A 16-year-old girl died after falling beneath a train she had just got off in a city centre station, a court heard yesterday.
Georgia Varley fell onto the platform at James Street station in Liverpool while banging on the windows and then fell off the edge of the platform and was run over. cctv
footage of her on the crowded Merseyrail train and her final 30 seconds after disembarking were played to a jury in a hushed courtroom.
On trial at Liverpool Crown Court is the train's guard, Christopher McGee, 45, of Edenhurst Avenue, Wallasey, who denies manslaughter and also a charge of failing to ensure the safety of others.
Opening the prosecution case NIcholas Johnson, QC, said that the tragedy happened at 10.30pm, on October 22, last year when Georgia came into Liverpool from Manor Road station, near West Kirby, with friends.
"She never got out of the station. She ended up being run over by the very train on which she had arrived," he said.
Mr Johnson said that although it was a crowded train, only one person was in a position to see and control everything that happened.
"Most importantly only one person had the capability to prevent the situation that led to Georgia Varley's death."
He claimed that McGee did two things which caused her death.
"Firstly he gave the signal to the driver to start the train when he could not have failed to realise that Georgia Varley was in contact with the train and was in an intoxicated state.
"It is the prosecution case that seeing she had her hands against the train and knowing or at least suspecting she was the worse for drink he nonetheless gave the signal for the train to start.

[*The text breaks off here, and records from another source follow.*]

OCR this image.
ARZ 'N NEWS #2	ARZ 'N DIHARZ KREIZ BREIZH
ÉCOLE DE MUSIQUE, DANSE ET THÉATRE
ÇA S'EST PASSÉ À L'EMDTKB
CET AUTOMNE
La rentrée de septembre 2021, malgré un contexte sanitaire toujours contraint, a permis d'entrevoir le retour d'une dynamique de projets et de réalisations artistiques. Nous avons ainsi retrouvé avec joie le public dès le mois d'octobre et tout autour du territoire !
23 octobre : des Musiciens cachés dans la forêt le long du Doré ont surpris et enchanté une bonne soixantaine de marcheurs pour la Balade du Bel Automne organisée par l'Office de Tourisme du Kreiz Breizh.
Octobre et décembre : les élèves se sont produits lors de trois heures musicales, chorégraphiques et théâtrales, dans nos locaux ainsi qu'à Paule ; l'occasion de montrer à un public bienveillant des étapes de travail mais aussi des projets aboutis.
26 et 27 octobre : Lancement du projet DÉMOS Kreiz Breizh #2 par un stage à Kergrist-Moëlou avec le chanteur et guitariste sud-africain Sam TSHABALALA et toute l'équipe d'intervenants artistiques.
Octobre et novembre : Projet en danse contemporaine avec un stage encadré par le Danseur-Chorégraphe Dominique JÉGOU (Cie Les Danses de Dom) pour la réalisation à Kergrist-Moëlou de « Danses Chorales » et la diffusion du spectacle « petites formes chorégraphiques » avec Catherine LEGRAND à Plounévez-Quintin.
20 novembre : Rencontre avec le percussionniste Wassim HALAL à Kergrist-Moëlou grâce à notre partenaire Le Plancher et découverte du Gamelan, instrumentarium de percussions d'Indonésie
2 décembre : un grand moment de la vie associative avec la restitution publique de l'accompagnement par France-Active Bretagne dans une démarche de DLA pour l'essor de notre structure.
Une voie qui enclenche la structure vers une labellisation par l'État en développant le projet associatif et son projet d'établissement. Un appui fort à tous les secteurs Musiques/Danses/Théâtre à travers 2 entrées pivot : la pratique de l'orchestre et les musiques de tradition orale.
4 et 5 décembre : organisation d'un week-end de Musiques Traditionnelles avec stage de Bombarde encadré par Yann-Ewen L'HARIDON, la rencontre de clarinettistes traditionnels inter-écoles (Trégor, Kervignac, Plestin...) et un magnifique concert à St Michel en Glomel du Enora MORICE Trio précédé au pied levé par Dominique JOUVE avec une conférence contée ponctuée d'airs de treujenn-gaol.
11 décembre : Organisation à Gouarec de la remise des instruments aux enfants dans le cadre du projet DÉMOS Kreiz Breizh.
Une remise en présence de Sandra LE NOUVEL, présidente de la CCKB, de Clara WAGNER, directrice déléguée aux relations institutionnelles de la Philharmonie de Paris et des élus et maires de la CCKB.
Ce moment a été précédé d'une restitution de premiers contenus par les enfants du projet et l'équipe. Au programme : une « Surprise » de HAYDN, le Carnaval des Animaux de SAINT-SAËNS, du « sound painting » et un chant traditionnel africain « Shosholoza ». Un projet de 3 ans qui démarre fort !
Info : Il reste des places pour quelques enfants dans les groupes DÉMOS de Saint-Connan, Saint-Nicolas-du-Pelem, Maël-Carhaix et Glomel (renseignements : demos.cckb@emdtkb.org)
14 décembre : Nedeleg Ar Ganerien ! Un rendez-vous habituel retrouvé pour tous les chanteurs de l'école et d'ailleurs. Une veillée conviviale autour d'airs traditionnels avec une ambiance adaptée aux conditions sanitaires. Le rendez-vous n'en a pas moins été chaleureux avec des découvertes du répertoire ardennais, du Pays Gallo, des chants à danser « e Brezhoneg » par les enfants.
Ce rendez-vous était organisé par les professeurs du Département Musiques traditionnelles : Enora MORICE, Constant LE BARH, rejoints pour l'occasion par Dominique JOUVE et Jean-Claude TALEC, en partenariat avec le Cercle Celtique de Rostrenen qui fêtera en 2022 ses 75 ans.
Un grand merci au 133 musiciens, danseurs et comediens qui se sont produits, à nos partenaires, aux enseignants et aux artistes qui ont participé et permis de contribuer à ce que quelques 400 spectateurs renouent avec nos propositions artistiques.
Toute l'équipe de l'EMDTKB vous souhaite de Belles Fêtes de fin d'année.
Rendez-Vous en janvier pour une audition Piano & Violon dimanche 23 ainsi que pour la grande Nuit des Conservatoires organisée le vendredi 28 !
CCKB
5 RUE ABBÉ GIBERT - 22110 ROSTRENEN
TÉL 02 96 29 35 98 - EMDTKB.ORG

"That was a deliberate act that he must have known would inevitably subject Georgia Varley to a degree of force that was highly likely to throw her off balance with the consequent risk of injury. If that is right then we say that in the circumstances it was a criminal act.
"The second thing he did namely his failure to countermand the signal to start when it was clear she could be dragged along by or under the train serves further to demonstrate that his conduct was deliberate.It created the very obvious risk of killing her.

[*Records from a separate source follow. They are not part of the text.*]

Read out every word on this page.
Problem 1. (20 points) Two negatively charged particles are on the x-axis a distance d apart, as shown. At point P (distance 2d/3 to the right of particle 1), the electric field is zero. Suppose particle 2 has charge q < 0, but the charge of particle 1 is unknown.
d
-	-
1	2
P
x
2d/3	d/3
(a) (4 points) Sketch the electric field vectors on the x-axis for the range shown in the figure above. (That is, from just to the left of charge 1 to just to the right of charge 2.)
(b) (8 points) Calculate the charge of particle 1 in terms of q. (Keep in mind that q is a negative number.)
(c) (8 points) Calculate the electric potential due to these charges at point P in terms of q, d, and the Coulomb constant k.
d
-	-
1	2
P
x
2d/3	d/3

"To the eyes of a highly-trained Merseyrail guard, we suggest the risk was even more obvious than it would be to the average person," alleged Mr Johnson.
He told the court that earlier that evening Georgia and others had been at a friend's 18th birthday and Georgia, who had been drinking and taking Mephedrine, known as Mcat, was a described as the drunkest person there.

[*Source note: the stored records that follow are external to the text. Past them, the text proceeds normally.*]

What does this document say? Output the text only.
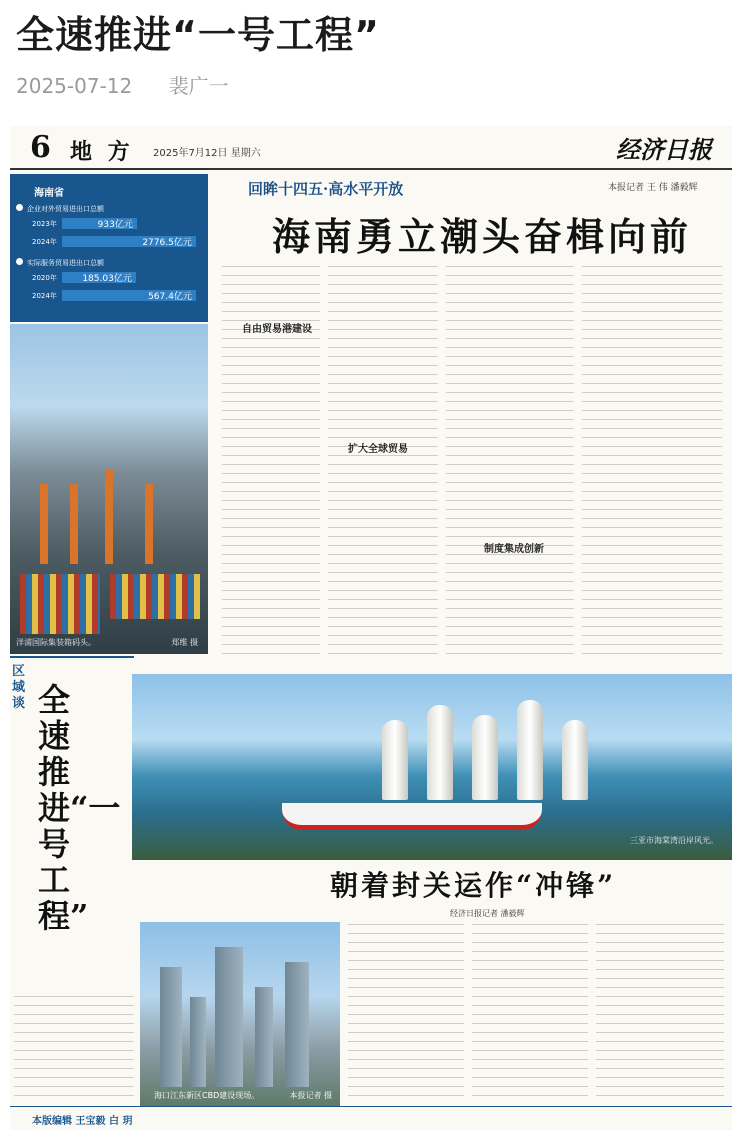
全速推进“一号工程”
2025-07-12 裴广一
6 地 方 2025年7月12日 星期六	经济日报
海南省
企业对外贸易进出口总额
2023年	933亿元
2024年	2776.5亿元
实际服务贸易进出口总额
2020年	185.03亿元
2024年	567.4亿元
洋浦国际集装箱码头。	郑维 摄
回眸十四五·高水平开放	本报记者 王 伟 潘毅辉
海南勇立潮头奋楫向前
自由贸易港建设
扩大全球贸易
制度集成创新
区域谈 全速推进“一号工程”
三亚市海棠湾沿岸风光。
朝着封关运作“冲锋”
经济日报记者 潘毅辉
海口江东新区CBD建设现场。	本报记者 摄
本版编辑 王宝毅 白 玥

She fell down the stairs in the house and Mr Johnson said that it may be part of the problem was that she was wearing very high-heels which when combined with vodka made it difficult for her to maintain her stability. "That my be significant."
The group walked to Manor Road station and Georgia, who carried her shoes there, she fell over in the station booking office.
When the train arrived at Meols station she got off followed by a friend but a passenger kept the door open and they got back on.
This was seen by McGee, who has been a train guard for 20 years, who had got off and walked the length of the train before getting back on to check the doors and "no doubt realising there was a drunken girl, probably more than one, on the train," claimed Mr Johnson.
Back on the train, where there was a party atmosphere, Georgia, from Moreton, fell over twice and had to be helped up.
When the train arrived at James Street Georgia was one of the last to disembark and when McGee realised she had fallen under the train he sent the emergency stop signal to the driver and the train halted after having travelled 33 metres.
Mr Johnson said that McGee, who was deeply shaken and upset, told a policeman that Georgia had been banging on the windows and doors of the train as it moved out of the station.
She fell onto the platform and between the platform edge and the train onto the lines beneath.
He later told a Merseyrail "guard standard manager" that at James Street he heard banging and saw Georgia banging on the windows so opened the doors to let her back on but she moved away so he closed them again and indicated for the driver to go.
He said she came back and started knocking on the windows and then fell and he indicated to the driver to stop.
Mr Johnson claimed McGee got that wrong and the jury would have to consider "whether this error was a honest mistake of a deeply shaken man or whether it was a deliberate attempt to try to explain away what we suggest was a grave crime he had committed."